With the health legislation signed into law over the objections of a united Republican party, the president now wants Republicans to help him finance the newly enlarged welfare state.
Of course, the commission itself is a transparent maneuver to pass the buck in an election year. Voters are beyond fed up with the massive spending spree taking place in Washington. To every hostile question Democratic candidates will get in coming months about the exploding national debt, they are therefore planning the following answer: we’re waiting for the commission to make its recommendations in December. Never mind that Democrats control the White House and Congress. If they wanted to cut the budget, they could certainly do so, starting right now. Instead, they will try to use the appointment of a non-binding commission to create the appearance of a proactive agenda.
For the commission itself, the elephant in the room is Obamacare. Former Senator Alan Simpson, the co-chair of the commission, says the president has agreed that even the health law is “on the table” for discussion.
That’s good, if he means it. Because it is not possible to write a durable, bipartisan budget framework with health spending written entirely according to one party’s formulation.

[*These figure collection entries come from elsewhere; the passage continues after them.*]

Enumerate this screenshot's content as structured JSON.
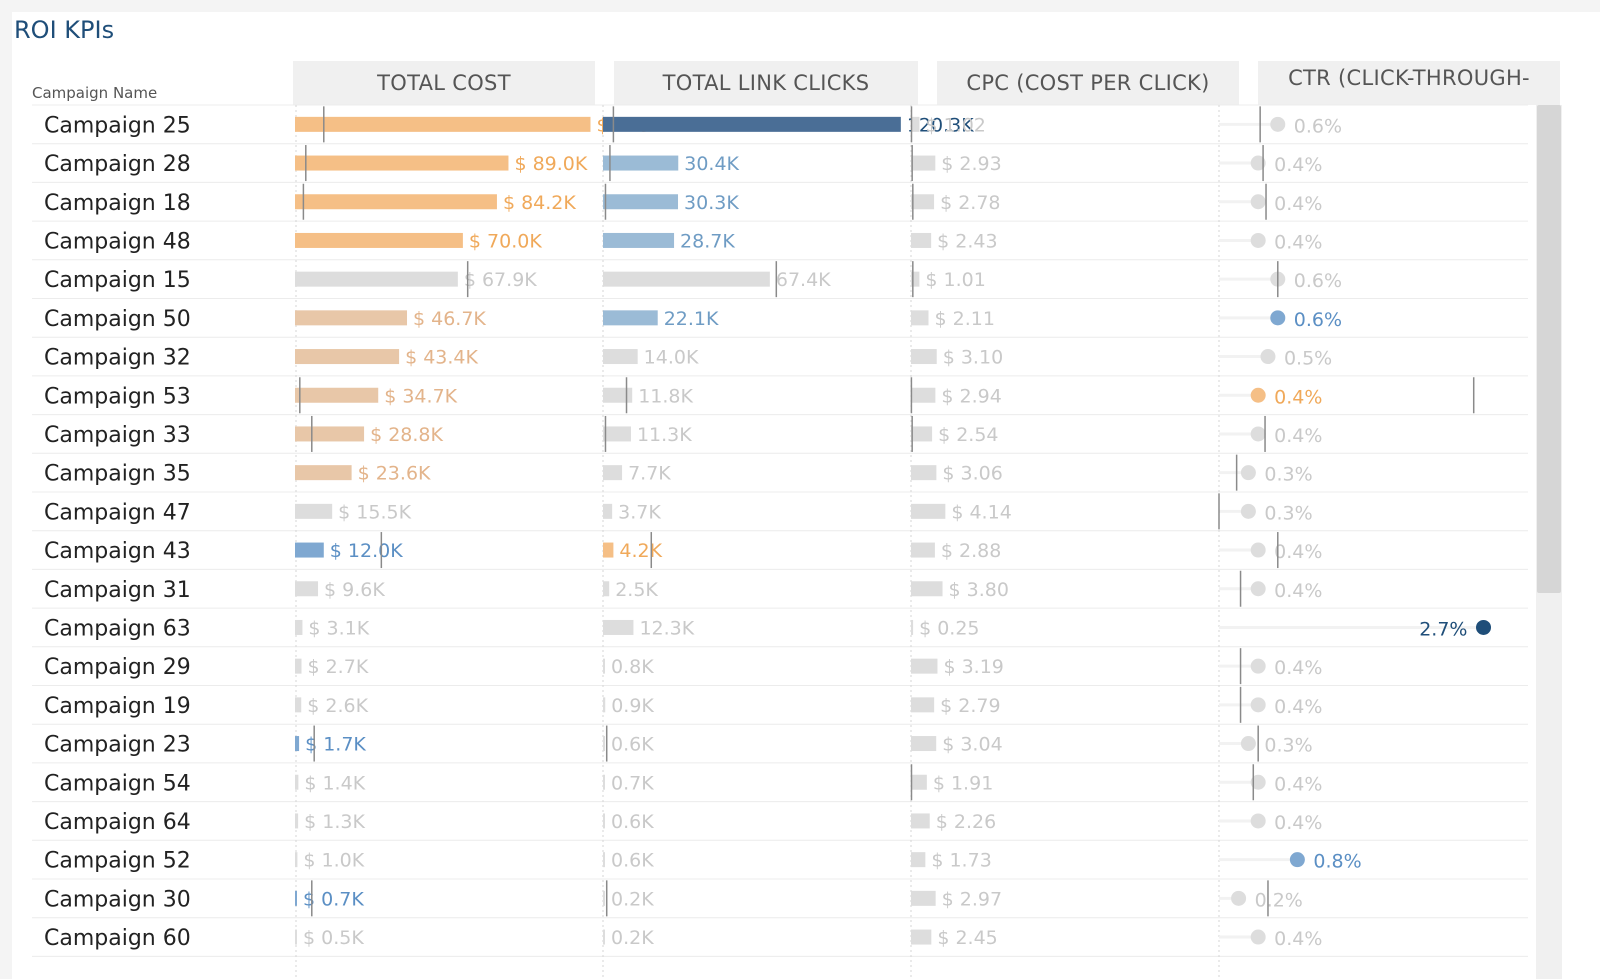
{
  "title": "ROI KPIs",
  "row_header": "Campaign Name",
  "columns": [
    {
      "key": "cost",
      "label": "TOTAL COST"
    },
    {
      "key": "clicks",
      "label": "TOTAL LINK CLICKS"
    },
    {
      "key": "cpc",
      "label": "CPC (COST PER CLICK)"
    },
    {
      "key": "ctr",
      "label": "CTR (CLICK-THROUGH-"
    }
  ],
  "colors": {
    "orange": "#f5bf86",
    "orange_text": "#f0a95a",
    "tan": "#e8c7a8",
    "tan_text": "#e3b48b",
    "gray": "#dddddd",
    "gray_text": "#c9c9c9",
    "light_blue": "#9bbbd6",
    "light_blue_text": "#6f9cc4",
    "mid_blue": "#7fa8d1",
    "dark_blue": "#4a6e96",
    "navy": "#1f4e79",
    "ref_line": "#8a8a8a"
  },
  "chart_data": {
    "type": "table",
    "rows": [
      {
        "name": "Campaign 25",
        "cost": 123.2,
        "cost_label": "$ 123.2K",
        "cost_ref": 12.0,
        "cost_color": "orange",
        "clicks": 120.3,
        "clicks_label": "120.3K",
        "clicks_ref": 4.2,
        "clicks_color": "dark_blue",
        "cpc": 1.02,
        "cpc_label": "$ 1.02",
        "cpc_ref": 0.06,
        "cpc_color": "gray",
        "ctr": 0.6,
        "ctr_label": "0.6%",
        "ctr_ref": 0.42,
        "ctr_color": "gray"
      },
      {
        "name": "Campaign 28",
        "cost": 89.0,
        "cost_label": "$ 89.0K",
        "cost_ref": 4.5,
        "cost_color": "orange",
        "clicks": 30.4,
        "clicks_label": "30.4K",
        "clicks_ref": 2.8,
        "clicks_color": "light_blue",
        "cpc": 2.93,
        "cpc_label": "$ 2.93",
        "cpc_ref": 0.14,
        "cpc_color": "gray",
        "ctr": 0.4,
        "ctr_label": "0.4%",
        "ctr_ref": 0.45,
        "ctr_color": "gray"
      },
      {
        "name": "Campaign 18",
        "cost": 84.2,
        "cost_label": "$ 84.2K",
        "cost_ref": 3.5,
        "cost_color": "orange",
        "clicks": 30.3,
        "clicks_label": "30.3K",
        "clicks_ref": 1.0,
        "clicks_color": "light_blue",
        "cpc": 2.78,
        "cpc_label": "$ 2.78",
        "cpc_ref": 0.22,
        "cpc_color": "gray",
        "ctr": 0.4,
        "ctr_label": "0.4%",
        "ctr_ref": 0.48,
        "ctr_color": "gray"
      },
      {
        "name": "Campaign 48",
        "cost": 70.0,
        "cost_label": "$ 70.0K",
        "cost_ref": null,
        "cost_color": "orange",
        "clicks": 28.7,
        "clicks_label": "28.7K",
        "clicks_ref": null,
        "clicks_color": "light_blue",
        "cpc": 2.43,
        "cpc_label": "$ 2.43",
        "cpc_ref": null,
        "cpc_color": "gray",
        "ctr": 0.4,
        "ctr_label": "0.4%",
        "ctr_ref": null,
        "ctr_color": "gray"
      },
      {
        "name": "Campaign 15",
        "cost": 67.9,
        "cost_label": "$ 67.9K",
        "cost_ref": 72.0,
        "cost_color": "gray",
        "clicks": 67.4,
        "clicks_label": "67.4K",
        "clicks_ref": 70.0,
        "clicks_color": "gray",
        "cpc": 1.01,
        "cpc_label": "$ 1.01",
        "cpc_ref": 0.22,
        "cpc_color": "gray",
        "ctr": 0.6,
        "ctr_label": "0.6%",
        "ctr_ref": 0.6,
        "ctr_color": "gray"
      },
      {
        "name": "Campaign 50",
        "cost": 46.7,
        "cost_label": "$ 46.7K",
        "cost_ref": null,
        "cost_color": "tan",
        "clicks": 22.1,
        "clicks_label": "22.1K",
        "clicks_ref": null,
        "clicks_color": "light_blue",
        "cpc": 2.11,
        "cpc_label": "$ 2.11",
        "cpc_ref": null,
        "cpc_color": "gray",
        "ctr": 0.6,
        "ctr_label": "0.6%",
        "ctr_ref": null,
        "ctr_color": "mid_blue"
      },
      {
        "name": "Campaign 32",
        "cost": 43.4,
        "cost_label": "$ 43.4K",
        "cost_ref": null,
        "cost_color": "tan",
        "clicks": 14.0,
        "clicks_label": "14.0K",
        "clicks_ref": null,
        "clicks_color": "gray",
        "cpc": 3.1,
        "cpc_label": "$ 3.10",
        "cpc_ref": null,
        "cpc_color": "gray",
        "ctr": 0.5,
        "ctr_label": "0.5%",
        "ctr_ref": null,
        "ctr_color": "gray"
      },
      {
        "name": "Campaign 53",
        "cost": 34.7,
        "cost_label": "$ 34.7K",
        "cost_ref": 2.0,
        "cost_color": "tan",
        "clicks": 11.8,
        "clicks_label": "11.8K",
        "clicks_ref": 9.5,
        "clicks_color": "gray",
        "cpc": 2.94,
        "cpc_label": "$ 2.94",
        "cpc_ref": 0.05,
        "cpc_color": "gray",
        "ctr": 0.4,
        "ctr_label": "0.4%",
        "ctr_ref": 2.6,
        "ctr_color": "orange"
      },
      {
        "name": "Campaign 33",
        "cost": 28.8,
        "cost_label": "$ 28.8K",
        "cost_ref": 7.0,
        "cost_color": "tan",
        "clicks": 11.3,
        "clicks_label": "11.3K",
        "clicks_ref": 1.0,
        "clicks_color": "gray",
        "cpc": 2.54,
        "cpc_label": "$ 2.54",
        "cpc_ref": 0.14,
        "cpc_color": "gray",
        "ctr": 0.4,
        "ctr_label": "0.4%",
        "ctr_ref": 0.47,
        "ctr_color": "gray"
      },
      {
        "name": "Campaign 35",
        "cost": 23.6,
        "cost_label": "$ 23.6K",
        "cost_ref": null,
        "cost_color": "tan",
        "clicks": 7.7,
        "clicks_label": "7.7K",
        "clicks_ref": null,
        "clicks_color": "gray",
        "cpc": 3.06,
        "cpc_label": "$ 3.06",
        "cpc_ref": null,
        "cpc_color": "gray",
        "ctr": 0.3,
        "ctr_label": "0.3%",
        "ctr_ref": 0.18,
        "ctr_color": "gray"
      },
      {
        "name": "Campaign 47",
        "cost": 15.5,
        "cost_label": "$ 15.5K",
        "cost_ref": null,
        "cost_color": "gray",
        "clicks": 3.7,
        "clicks_label": "3.7K",
        "clicks_ref": null,
        "clicks_color": "gray",
        "cpc": 4.14,
        "cpc_label": "$ 4.14",
        "cpc_ref": null,
        "cpc_color": "gray",
        "ctr": 0.3,
        "ctr_label": "0.3%",
        "ctr_ref": 0.0,
        "ctr_color": "gray"
      },
      {
        "name": "Campaign 43",
        "cost": 12.0,
        "cost_label": "$ 12.0K",
        "cost_ref": 36.0,
        "cost_color": "mid_blue",
        "clicks": 4.2,
        "clicks_label": "4.2K",
        "clicks_ref": 19.5,
        "clicks_color": "orange",
        "cpc": 2.88,
        "cpc_label": "$ 2.88",
        "cpc_ref": null,
        "cpc_color": "gray",
        "ctr": 0.4,
        "ctr_label": "0.4%",
        "ctr_ref": 0.6,
        "ctr_color": "gray"
      },
      {
        "name": "Campaign 31",
        "cost": 9.6,
        "cost_label": "$ 9.6K",
        "cost_ref": null,
        "cost_color": "gray",
        "clicks": 2.5,
        "clicks_label": "2.5K",
        "clicks_ref": null,
        "clicks_color": "gray",
        "cpc": 3.8,
        "cpc_label": "$ 3.80",
        "cpc_ref": null,
        "cpc_color": "gray",
        "ctr": 0.4,
        "ctr_label": "0.4%",
        "ctr_ref": 0.22,
        "ctr_color": "gray"
      },
      {
        "name": "Campaign 63",
        "cost": 3.1,
        "cost_label": "$ 3.1K",
        "cost_ref": null,
        "cost_color": "gray",
        "clicks": 12.3,
        "clicks_label": "12.3K",
        "clicks_ref": null,
        "clicks_color": "gray",
        "cpc": 0.25,
        "cpc_label": "$ 0.25",
        "cpc_ref": null,
        "cpc_color": "gray",
        "ctr": 2.7,
        "ctr_label": "2.7%",
        "ctr_ref": null,
        "ctr_color": "navy"
      },
      {
        "name": "Campaign 29",
        "cost": 2.7,
        "cost_label": "$ 2.7K",
        "cost_ref": null,
        "cost_color": "gray",
        "clicks": 0.8,
        "clicks_label": "0.8K",
        "clicks_ref": null,
        "clicks_color": "gray",
        "cpc": 3.19,
        "cpc_label": "$ 3.19",
        "cpc_ref": null,
        "cpc_color": "gray",
        "ctr": 0.4,
        "ctr_label": "0.4%",
        "ctr_ref": 0.22,
        "ctr_color": "gray"
      },
      {
        "name": "Campaign 19",
        "cost": 2.6,
        "cost_label": "$ 2.6K",
        "cost_ref": null,
        "cost_color": "gray",
        "clicks": 0.9,
        "clicks_label": "0.9K",
        "clicks_ref": null,
        "clicks_color": "gray",
        "cpc": 2.79,
        "cpc_label": "$ 2.79",
        "cpc_ref": null,
        "cpc_color": "gray",
        "ctr": 0.4,
        "ctr_label": "0.4%",
        "ctr_ref": 0.22,
        "ctr_color": "gray"
      },
      {
        "name": "Campaign 23",
        "cost": 1.7,
        "cost_label": "$ 1.7K",
        "cost_ref": 8.0,
        "cost_color": "mid_blue",
        "clicks": 0.6,
        "clicks_label": "0.6K",
        "clicks_ref": 1.5,
        "clicks_color": "gray",
        "cpc": 3.04,
        "cpc_label": "$ 3.04",
        "cpc_ref": null,
        "cpc_color": "gray",
        "ctr": 0.3,
        "ctr_label": "0.3%",
        "ctr_ref": 0.4,
        "ctr_color": "gray"
      },
      {
        "name": "Campaign 54",
        "cost": 1.4,
        "cost_label": "$ 1.4K",
        "cost_ref": null,
        "cost_color": "gray",
        "clicks": 0.7,
        "clicks_label": "0.7K",
        "clicks_ref": null,
        "clicks_color": "gray",
        "cpc": 1.91,
        "cpc_label": "$ 1.91",
        "cpc_ref": 0.06,
        "cpc_color": "gray",
        "ctr": 0.4,
        "ctr_label": "0.4%",
        "ctr_ref": 0.35,
        "ctr_color": "gray"
      },
      {
        "name": "Campaign 64",
        "cost": 1.3,
        "cost_label": "$ 1.3K",
        "cost_ref": null,
        "cost_color": "gray",
        "clicks": 0.6,
        "clicks_label": "0.6K",
        "clicks_ref": null,
        "clicks_color": "gray",
        "cpc": 2.26,
        "cpc_label": "$ 2.26",
        "cpc_ref": null,
        "cpc_color": "gray",
        "ctr": 0.4,
        "ctr_label": "0.4%",
        "ctr_ref": null,
        "ctr_color": "gray"
      },
      {
        "name": "Campaign 52",
        "cost": 1.0,
        "cost_label": "$ 1.0K",
        "cost_ref": null,
        "cost_color": "gray",
        "clicks": 0.6,
        "clicks_label": "0.6K",
        "clicks_ref": null,
        "clicks_color": "gray",
        "cpc": 1.73,
        "cpc_label": "$ 1.73",
        "cpc_ref": null,
        "cpc_color": "gray",
        "ctr": 0.8,
        "ctr_label": "0.8%",
        "ctr_ref": null,
        "ctr_color": "mid_blue"
      },
      {
        "name": "Campaign 30",
        "cost": 0.7,
        "cost_label": "$ 0.7K",
        "cost_ref": 7.0,
        "cost_color": "mid_blue",
        "clicks": 0.2,
        "clicks_label": "0.2K",
        "clicks_ref": 1.5,
        "clicks_color": "gray",
        "cpc": 2.97,
        "cpc_label": "$ 2.97",
        "cpc_ref": null,
        "cpc_color": "gray",
        "ctr": 0.2,
        "ctr_label": "0.2%",
        "ctr_ref": 0.5,
        "ctr_color": "gray"
      },
      {
        "name": "Campaign 60",
        "cost": 0.5,
        "cost_label": "$ 0.5K",
        "cost_ref": null,
        "cost_color": "gray",
        "clicks": 0.2,
        "clicks_label": "0.2K",
        "clicks_ref": null,
        "clicks_color": "gray",
        "cpc": 2.45,
        "cpc_label": "$ 2.45",
        "cpc_ref": null,
        "cpc_color": "gray",
        "ctr": 0.4,
        "ctr_label": "0.4%",
        "ctr_ref": null,
        "ctr_color": "gray"
      }
    ]
  }
}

Health care remains the largest problem in the nation’s long-term budget outlook, even after enactment of the health bill. On paper, the bill makes massive cuts in Medicare. But all of the supposed savings would go toward standing up a new entitlement that costs even more than the savings. So, health entitlement spending expands under the legislation, not contracts.
Moreover, the Medicare savings are from arbitrary payment-rate reductions. OMB Director Peter Orszag continues to argue the health law lays the predicate for cost-control through painless efficiency improvement in the delivery of medical services. But that’s either a smokescreen or the most alarming kind of wishful thinking. The “delivery system reforms” in the legislation are at best small pilot projects that will amount to very little. Certainly CBO assumed no savings from them. Neither did the chief actuary of the Medicare program.

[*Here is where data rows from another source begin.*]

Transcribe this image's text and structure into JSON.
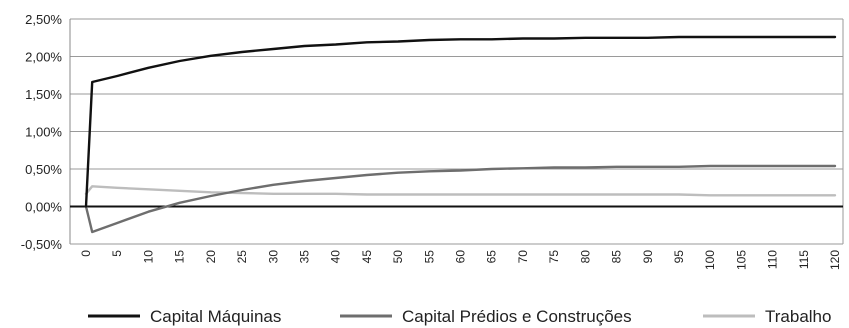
{
  "chart_data": {
    "type": "line",
    "title": "",
    "xlabel": "",
    "ylabel": "",
    "ylim": [
      -0.5,
      2.5
    ],
    "xlim": [
      0,
      120
    ],
    "grid": true,
    "legend_position": "bottom",
    "y_ticks": [
      2.5,
      2.0,
      1.5,
      1.0,
      0.5,
      0.0,
      -0.5
    ],
    "y_tick_labels": [
      "2,50%",
      "2,00%",
      "1,50%",
      "1,00%",
      "0,50%",
      "0,00%",
      "-0,50%"
    ],
    "x_ticks": [
      0,
      5,
      10,
      15,
      20,
      25,
      30,
      35,
      40,
      45,
      50,
      55,
      60,
      65,
      70,
      75,
      80,
      85,
      90,
      95,
      100,
      105,
      110,
      115,
      120
    ],
    "x_tick_labels": [
      "0",
      "5",
      "10",
      "15",
      "20",
      "25",
      "30",
      "35",
      "40",
      "45",
      "50",
      "55",
      "60",
      "65",
      "70",
      "75",
      "80",
      "85",
      "90",
      "95",
      "100",
      "105",
      "110",
      "115",
      "120"
    ],
    "series": [
      {
        "name": "Capital Máquinas",
        "color": "#111111",
        "x": [
          0,
          1,
          5,
          10,
          15,
          20,
          25,
          30,
          35,
          40,
          45,
          50,
          55,
          60,
          65,
          70,
          75,
          80,
          85,
          90,
          95,
          100,
          105,
          110,
          115,
          120
        ],
        "values": [
          0.0,
          1.66,
          1.74,
          1.85,
          1.94,
          2.01,
          2.06,
          2.1,
          2.14,
          2.16,
          2.19,
          2.2,
          2.22,
          2.23,
          2.23,
          2.24,
          2.24,
          2.25,
          2.25,
          2.25,
          2.26,
          2.26,
          2.26,
          2.26,
          2.26,
          2.26
        ]
      },
      {
        "name": "Capital Prédios e Construções",
        "color": "#6e6e6e",
        "x": [
          0,
          1,
          5,
          10,
          15,
          20,
          25,
          30,
          35,
          40,
          45,
          50,
          55,
          60,
          65,
          70,
          75,
          80,
          85,
          90,
          95,
          100,
          105,
          110,
          115,
          120
        ],
        "values": [
          0.0,
          -0.34,
          -0.22,
          -0.07,
          0.05,
          0.14,
          0.22,
          0.29,
          0.34,
          0.38,
          0.42,
          0.45,
          0.47,
          0.48,
          0.5,
          0.51,
          0.52,
          0.52,
          0.53,
          0.53,
          0.53,
          0.54,
          0.54,
          0.54,
          0.54,
          0.54
        ]
      },
      {
        "name": "Trabalho",
        "color": "#bdbdbd",
        "x": [
          0,
          1,
          5,
          10,
          15,
          20,
          25,
          30,
          35,
          40,
          45,
          50,
          55,
          60,
          65,
          70,
          75,
          80,
          85,
          90,
          95,
          100,
          105,
          110,
          115,
          120
        ],
        "values": [
          0.17,
          0.27,
          0.25,
          0.23,
          0.21,
          0.19,
          0.18,
          0.17,
          0.17,
          0.17,
          0.16,
          0.16,
          0.16,
          0.16,
          0.16,
          0.16,
          0.16,
          0.16,
          0.16,
          0.16,
          0.16,
          0.15,
          0.15,
          0.15,
          0.15,
          0.15
        ]
      }
    ]
  }
}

The real cuts in Medicare come from reductions in payment rates. The cuts apply to all providers, across-the-board. There’s no attempt to calibrate based on the quality of the patient care or performance. If the debt commission takes Obamacare as a given when looking for additional savings in health care, it will inevitably fall into the same trap. To find quick and “scoreable” savings (that is, savings that CBO will recognize), the easiest thing to do is to further ratchet down payment rates and pretend the cuts will solve the budget problem. Going down that road would be a disaster for the quality of American medicine and would not provide a lasting solution.

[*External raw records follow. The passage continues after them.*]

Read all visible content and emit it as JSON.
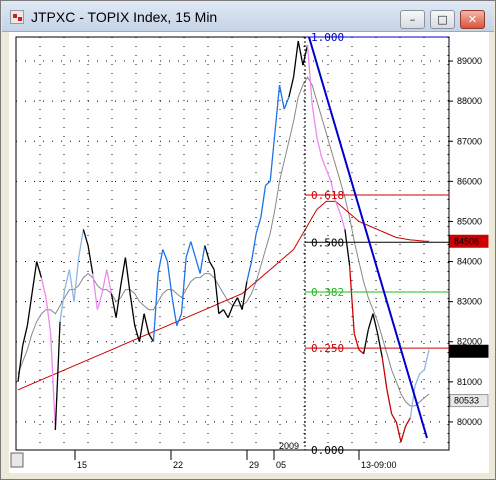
{
  "window": {
    "title": "JTPXC - TOPIX Index, 15 Min",
    "minimize_label": "–",
    "maximize_label": "□",
    "close_label": "✕"
  },
  "chart_data": {
    "type": "line",
    "title": "JTPXC - TOPIX Index, 15 Min",
    "price_axis": {
      "ticks": [
        "89000",
        "88000",
        "87000",
        "86000",
        "85000",
        "84000",
        "83000",
        "82000",
        "81000",
        "80000"
      ],
      "range": [
        79300,
        89600
      ],
      "grid": true
    },
    "time_axis": {
      "ticks": [
        "15",
        "22",
        "29",
        "05",
        "13-09:00"
      ],
      "year_label": "2009"
    },
    "price_labels": [
      {
        "text": "84506",
        "value": 84506,
        "color": "#cc0000"
      },
      {
        "text": "81763",
        "value": 81763,
        "color": "#000000"
      },
      {
        "text": "80533",
        "value": 80533,
        "color": "#e8e8e8"
      }
    ],
    "fibonacci": {
      "levels": [
        {
          "label": "1.000",
          "value": 89600,
          "color": "#0000cc"
        },
        {
          "label": "0.618",
          "value": 85660,
          "color": "#cc0000"
        },
        {
          "label": "0.500",
          "value": 84480,
          "color": "#000000"
        },
        {
          "label": "0.382",
          "value": 83240,
          "color": "#22bb22"
        },
        {
          "label": "0.250",
          "value": 81840,
          "color": "#cc0000"
        },
        {
          "label": "0.000",
          "value": 79300,
          "color": "#000000"
        }
      ]
    },
    "series": [
      {
        "color_segments": [
          "#000000",
          "#1e73e8",
          "#8fb6e0",
          "#ee88ee",
          "#cc0000"
        ],
        "values": [
          81000,
          81900,
          82400,
          83200,
          84000,
          83600,
          83100,
          82200,
          79800,
          82500,
          83300,
          83800,
          83000,
          84100,
          84800,
          84400,
          83700,
          82800,
          83200,
          83800,
          83200,
          82600,
          83400,
          84100,
          83200,
          82400,
          82000,
          82700,
          82200,
          82000,
          83700,
          84300,
          84000,
          83100,
          82400,
          82700,
          84100,
          84500,
          84100,
          83700,
          84400,
          84000,
          83800,
          82700,
          82800,
          82600,
          82900,
          83100,
          82800,
          83500,
          84000,
          84700,
          85100,
          85900,
          86000,
          87200,
          88400,
          87800,
          88100,
          88600,
          89500,
          88900,
          89400,
          87900,
          87100,
          86600,
          86300,
          86000,
          85500,
          85200,
          84800,
          83900,
          82200,
          81800,
          81700,
          82300,
          82700,
          82200,
          81600,
          80800,
          80200,
          80000,
          79500,
          79900,
          80100,
          80900,
          81200,
          81300,
          81800
        ]
      },
      {
        "name": "",
        "color": "#888888",
        "values": [
          81200,
          81500,
          81800,
          82200,
          82500,
          82700,
          82800,
          82800,
          82700,
          82900,
          83100,
          83300,
          83300,
          83400,
          83600,
          83700,
          83600,
          83400,
          83300,
          83300,
          83200,
          83000,
          83100,
          83300,
          83300,
          83200,
          83000,
          82900,
          82800,
          82800,
          83000,
          83200,
          83300,
          83300,
          83200,
          83100,
          83300,
          83500,
          83600,
          83600,
          83700,
          83700,
          83600,
          83400,
          83200,
          83000,
          82900,
          82900,
          82900,
          83000,
          83200,
          83500,
          83900,
          84300,
          84700,
          85300,
          86000,
          86500,
          87000,
          87500,
          88100,
          88400,
          88600,
          88400,
          88000,
          87600,
          87200,
          86800,
          86400,
          86000,
          85600,
          85100,
          84500,
          84000,
          83500,
          83100,
          82800,
          82500,
          82100,
          81700,
          81300,
          81000,
          80700,
          80500,
          80400,
          80400,
          80500,
          80600,
          80700
        ]
      },
      {
        "name": "",
        "color": "#cc0000",
        "values": [
          80800,
          80850,
          80900,
          80950,
          81000,
          81050,
          81100,
          81150,
          81200,
          81250,
          81300,
          81350,
          81400,
          81450,
          81500,
          81550,
          81600,
          81650,
          81700,
          81750,
          81800,
          81850,
          81900,
          81950,
          82000,
          82050,
          82100,
          82150,
          82200,
          82250,
          82300,
          82350,
          82400,
          82450,
          82500,
          82550,
          82600,
          82650,
          82700,
          82750,
          82800,
          82850,
          82900,
          82950,
          83000,
          83050,
          83100,
          83150,
          83200,
          83300,
          83400,
          83500,
          83600,
          83700,
          83800,
          83900,
          84000,
          84100,
          84200,
          84300,
          84500,
          84700,
          84900,
          85100,
          85300,
          85400,
          85500,
          85500,
          85500,
          85400,
          85300,
          85200,
          85100,
          85000,
          84950,
          84900,
          84850,
          84800,
          84750,
          84700,
          84650,
          84600,
          84580,
          84560,
          84540,
          84530,
          84520,
          84510,
          84506
        ]
      }
    ],
    "trendline": {
      "color": "#0000cc",
      "from": 89600,
      "to": 79600
    }
  }
}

What’s needed in American health care is a dynamic marketplace that drives up the productivity of those delivering medical services. That’s the only way to cut costs without harming quality. That’s genuine delivery system reform. Building such a marketplace requires, first and foremost, cost-conscious consumers, which in turn requires fundamental reform of the health entitlement programs and the tax treatment of health insurance. Fortunately, Congressman Paul Ryan’s roadmap has already shown us the way.
Like it or not, the budget debate remains in large part a health-care debate. Obamacare settled nothing because it did not solve the health care cost problem. It papered it over with price controls.